Good path work in recent years has meant that what was often a bog fest followed by an ungainly clamber up a scree is now a much more pleasant walk from the Glen Clova Hotel to Loch Brandy and up on to the promontory known as The Snub.
This is countryside which could be called “off grid”.
When I arrived, a work-related email had landed on my mobile and, unable to use it, I went to the phone box in a bid to make an old-fashioned call. However, it wasn’t working. It was a little irritating and I had to wait until I was most of the way up the slopes before sorting things out.
Obviously, that was just an inconvenience when compared to people who live in rural locations.
Many rely on outdated, slow dial-up connections to reach the internet, others pay to have it relayed by satellite.
I could check my phone while sitting above Loch Brandy as showers swirled in ahead of patches of bright sunshine pushed on by a wind which howled up the rocky face of The Snub.

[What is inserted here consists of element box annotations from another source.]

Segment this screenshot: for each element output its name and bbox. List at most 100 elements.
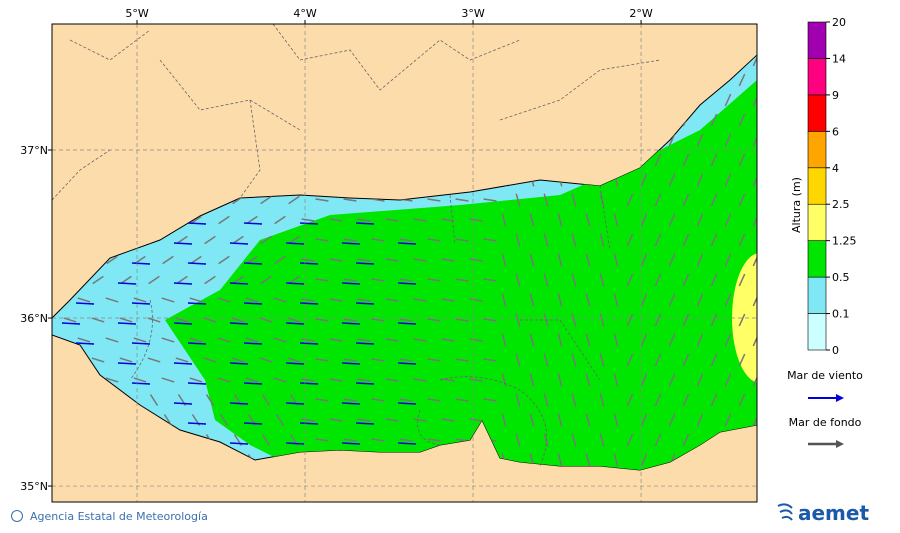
arrow bbox=[529, 333, 535, 347]
arrow-shaft bbox=[515, 233, 521, 247]
arrow bbox=[427, 198, 441, 202]
arrow-shaft bbox=[738, 73, 746, 87]
arrow-shaft bbox=[175, 357, 189, 363]
arrow-shaft bbox=[501, 253, 507, 267]
arrow bbox=[529, 253, 535, 267]
arrow bbox=[385, 418, 399, 422]
arrow-shaft bbox=[173, 242, 193, 245]
arrow-shaft bbox=[469, 258, 483, 262]
arrow-shaft bbox=[343, 358, 357, 362]
arrow bbox=[341, 358, 361, 365]
arrow-shaft bbox=[752, 133, 757, 147]
arrow-shaft bbox=[229, 322, 249, 325]
arrow-shaft bbox=[274, 255, 286, 265]
arrow-shaft bbox=[243, 302, 263, 305]
arrow bbox=[543, 193, 549, 207]
arrow-shaft bbox=[640, 333, 648, 347]
arrow-shaft bbox=[217, 297, 231, 303]
arrow-shaft bbox=[515, 313, 521, 327]
arrow-shaft bbox=[696, 253, 704, 267]
arrow-shaft bbox=[515, 193, 521, 207]
arrow-shaft bbox=[329, 258, 343, 262]
arrow bbox=[285, 434, 305, 446]
arrow-shaft bbox=[117, 282, 137, 285]
arrow bbox=[288, 195, 300, 205]
arrow bbox=[274, 255, 286, 265]
arrow bbox=[371, 398, 385, 402]
arrow-shaft bbox=[585, 253, 591, 267]
arrow-shaft bbox=[529, 413, 535, 427]
arrow-shaft bbox=[626, 353, 634, 367]
arrow-shaft bbox=[696, 333, 704, 347]
arrow-shaft bbox=[413, 218, 427, 222]
arrow bbox=[599, 353, 605, 367]
arrow bbox=[483, 358, 497, 362]
arrow-shaft bbox=[640, 173, 648, 187]
arrow-shaft bbox=[385, 378, 399, 382]
arrow bbox=[571, 393, 577, 407]
arrow-shaft bbox=[413, 298, 427, 302]
arrow-shaft bbox=[543, 353, 549, 367]
arrow bbox=[599, 233, 605, 247]
arrow-shaft bbox=[371, 198, 385, 202]
colorbar-segment bbox=[807, 203, 827, 241]
wave-zone-high bbox=[732, 253, 757, 383]
arrow-shaft bbox=[668, 373, 676, 387]
arrow bbox=[204, 235, 216, 245]
arrow-shaft bbox=[752, 373, 757, 387]
arrow-shaft bbox=[133, 297, 147, 303]
arrow bbox=[696, 293, 704, 307]
arrow-shaft bbox=[385, 258, 399, 262]
arrow-shaft bbox=[399, 438, 413, 442]
arrow bbox=[696, 253, 704, 267]
arrow-shaft bbox=[301, 218, 315, 222]
arrow bbox=[299, 218, 319, 225]
arrow-shaft bbox=[483, 278, 497, 282]
arrow bbox=[543, 393, 549, 407]
arrow bbox=[654, 353, 662, 367]
arrow bbox=[738, 153, 746, 167]
arrow bbox=[441, 418, 455, 422]
arrow-shaft bbox=[315, 198, 329, 202]
arrow bbox=[654, 393, 662, 407]
credit: Agencia Estatal de Meteorología bbox=[30, 510, 208, 523]
arrow bbox=[397, 318, 417, 325]
arrow bbox=[501, 213, 507, 227]
arrow-shaft bbox=[585, 413, 591, 427]
arrow bbox=[752, 55, 757, 67]
arrow-shaft bbox=[261, 434, 271, 446]
arrow bbox=[483, 278, 497, 282]
arrow-shaft bbox=[599, 313, 605, 327]
arrow-shaft bbox=[147, 357, 161, 363]
colorbar-title: Altura (m) bbox=[790, 177, 803, 233]
arrow bbox=[273, 377, 287, 383]
arrow bbox=[229, 394, 249, 406]
arrow bbox=[161, 377, 175, 383]
arrow bbox=[173, 357, 193, 365]
arrow-shaft bbox=[246, 215, 258, 225]
arrow-shaft bbox=[397, 402, 417, 405]
arrow-shaft bbox=[668, 413, 676, 427]
arrow-shaft bbox=[413, 258, 427, 262]
arrow-shaft bbox=[288, 275, 300, 285]
arrow-shaft bbox=[654, 353, 662, 367]
arrow bbox=[371, 318, 385, 322]
arrow-shaft bbox=[371, 278, 385, 282]
arrow bbox=[626, 233, 634, 247]
arrow bbox=[413, 298, 427, 302]
arrow bbox=[571, 273, 577, 287]
arrow-shaft bbox=[243, 422, 263, 425]
arrow-shaft bbox=[273, 297, 287, 303]
arrow bbox=[640, 293, 648, 307]
arrow bbox=[341, 278, 361, 285]
arrow bbox=[397, 278, 417, 285]
colorbar-segment bbox=[807, 240, 827, 278]
arrow bbox=[501, 413, 507, 427]
arrow-shaft bbox=[599, 273, 605, 287]
map-frame bbox=[51, 23, 758, 503]
arrow bbox=[469, 338, 483, 342]
arrow bbox=[557, 413, 563, 427]
arrow-shaft bbox=[343, 398, 357, 402]
arrow-shaft bbox=[260, 195, 272, 205]
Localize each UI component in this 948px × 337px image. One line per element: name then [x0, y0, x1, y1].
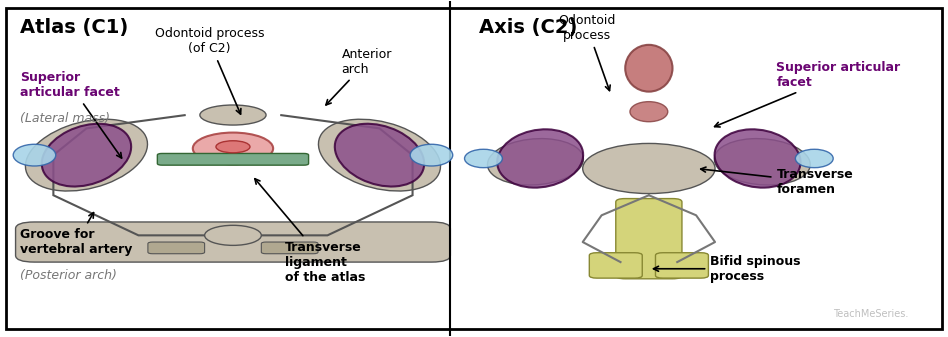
Text: (Posterior arch): (Posterior arch)	[20, 269, 118, 282]
Ellipse shape	[795, 149, 833, 168]
Circle shape	[216, 141, 250, 153]
FancyBboxPatch shape	[616, 198, 682, 279]
FancyBboxPatch shape	[148, 242, 205, 254]
Ellipse shape	[410, 144, 453, 166]
Ellipse shape	[335, 124, 424, 186]
Text: Odontoid process
(of C2): Odontoid process (of C2)	[155, 28, 264, 114]
Text: Axis (C2): Axis (C2)	[479, 18, 577, 37]
Ellipse shape	[465, 149, 502, 168]
Text: Transverse
foramen: Transverse foramen	[701, 167, 853, 196]
Text: Bifid spinous
process: Bifid spinous process	[653, 255, 801, 283]
Ellipse shape	[626, 45, 672, 92]
Ellipse shape	[205, 225, 262, 245]
Ellipse shape	[630, 102, 667, 122]
Text: Superior
articular facet: Superior articular facet	[20, 71, 121, 158]
FancyBboxPatch shape	[15, 222, 450, 262]
Ellipse shape	[192, 132, 273, 164]
Ellipse shape	[200, 105, 266, 125]
Ellipse shape	[715, 139, 811, 185]
Ellipse shape	[583, 144, 715, 193]
Ellipse shape	[26, 119, 148, 191]
Text: Transverse
ligament
of the atlas: Transverse ligament of the atlas	[255, 179, 365, 283]
FancyBboxPatch shape	[590, 253, 642, 278]
FancyBboxPatch shape	[262, 242, 318, 254]
Text: Atlas (C1): Atlas (C1)	[20, 18, 129, 37]
Ellipse shape	[497, 129, 583, 188]
Text: TeachMeSeries.: TeachMeSeries.	[833, 309, 908, 319]
Ellipse shape	[319, 119, 441, 191]
Ellipse shape	[715, 129, 800, 188]
Text: Superior articular
facet: Superior articular facet	[715, 61, 901, 127]
FancyBboxPatch shape	[157, 153, 309, 165]
FancyBboxPatch shape	[655, 253, 708, 278]
Text: (Lateral mass): (Lateral mass)	[20, 112, 110, 125]
Text: Odontoid
process: Odontoid process	[558, 14, 616, 91]
Ellipse shape	[487, 139, 583, 185]
Text: Anterior
arch: Anterior arch	[326, 48, 392, 105]
Ellipse shape	[13, 144, 56, 166]
FancyBboxPatch shape	[6, 8, 942, 329]
Text: Groove for
vertebral artery: Groove for vertebral artery	[20, 213, 133, 256]
Ellipse shape	[42, 124, 131, 186]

I didn’t want to, but modern life sometimes pushes us that way and, on a misty day, I could have strayed too far away from the corrie edge and become lost on the moorland beyond, in which case a mobile would have been good to summon help.
But people who live in the glen don’t want to climb up high to use a mobile, and shouldn’t have to.

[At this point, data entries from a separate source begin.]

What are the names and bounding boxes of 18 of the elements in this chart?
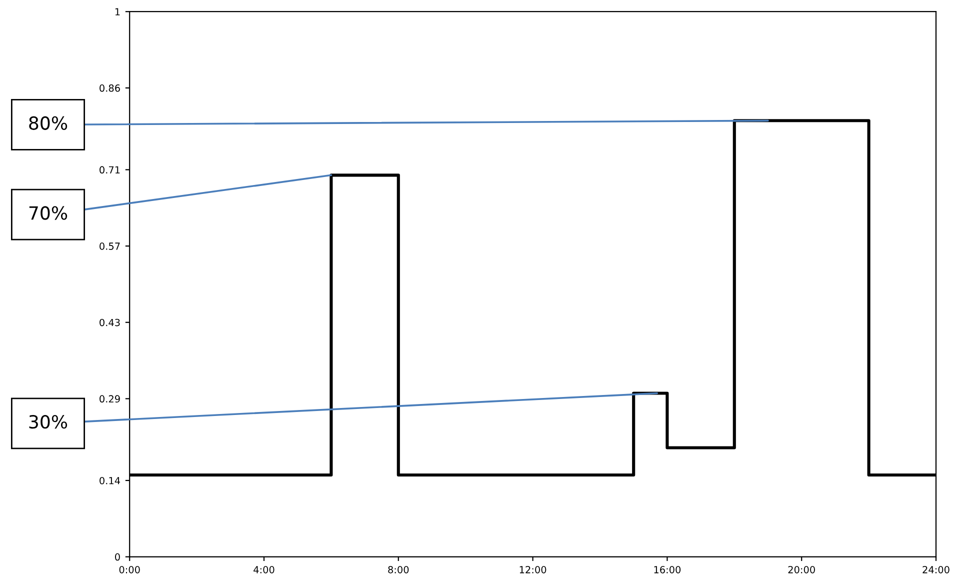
y-tick-label: 1 <box>115 8 120 16</box>
y-tick-label: 0 <box>115 553 120 561</box>
x-tick-label: 4:00 <box>254 566 274 574</box>
x-tick-label: 8:00 <box>388 566 409 574</box>
y-tick-label: 0.86 <box>100 84 120 92</box>
y-tick-label: 0.71 <box>100 166 120 174</box>
x-tick-label: 20:00 <box>788 566 815 574</box>
annotation: 70% <box>29 206 68 220</box>
x-tick-label: 16:00 <box>654 566 681 574</box>
y-tick-label: 0.57 <box>100 242 120 250</box>
y-tick-label: 0.14 <box>100 476 120 484</box>
annotation: 30% <box>29 414 68 429</box>
x-tick-label: 0:00 <box>119 566 140 574</box>
x-tick-label: 12:00 <box>520 566 546 574</box>
y-tick-label: 0.29 <box>100 395 120 403</box>
x-tick-label: 24:00 <box>922 566 950 574</box>
y-tick-label: 0.43 <box>100 318 120 326</box>
annotation: 80% <box>29 116 68 130</box>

We often hear about connectivity, or superfast broadband and its importance. Boasts of 90-95% broadband coverage are not good enough when it means 5% don’t get it. In Scotland, that equates to more than 250,000 people, many of whom live in remote locations.
However, despite a call for more connectivity, I was quite pleased as I descended the Broom Shank back to the loch, knowing my phone would not be beeping for a couple of hours.
A bit more strenuous: Instead of coming back down to Loch Brandy, continue over Green Hill and bag the sprawling Corbett of Ben Tirran with its trig point on The Goet. Return to glen road via Loch Wharral.
Very strenuous: Head up to the top of Glen Clova and begin an ascent of the Munros, Mayar and Driesh, via the stunning Corrie Fee. Return down the Kilbo path below the Shank of Drumfollow.
Location: Loch Brandy
Length: 10km (6 miles)
Height gained: 620m (2,035ft)
Time: 4-5 hours
OS Landranger 44
Parking: Turn left in front of the Glen Clova Hotel then go left again into the Milton of Clova car park
Top tip: Hay fever can ruin a day in the outdoors, so pack whatever helps you alleviate the symptoms; whether that is an inhaler, antihistamines or sunglasses.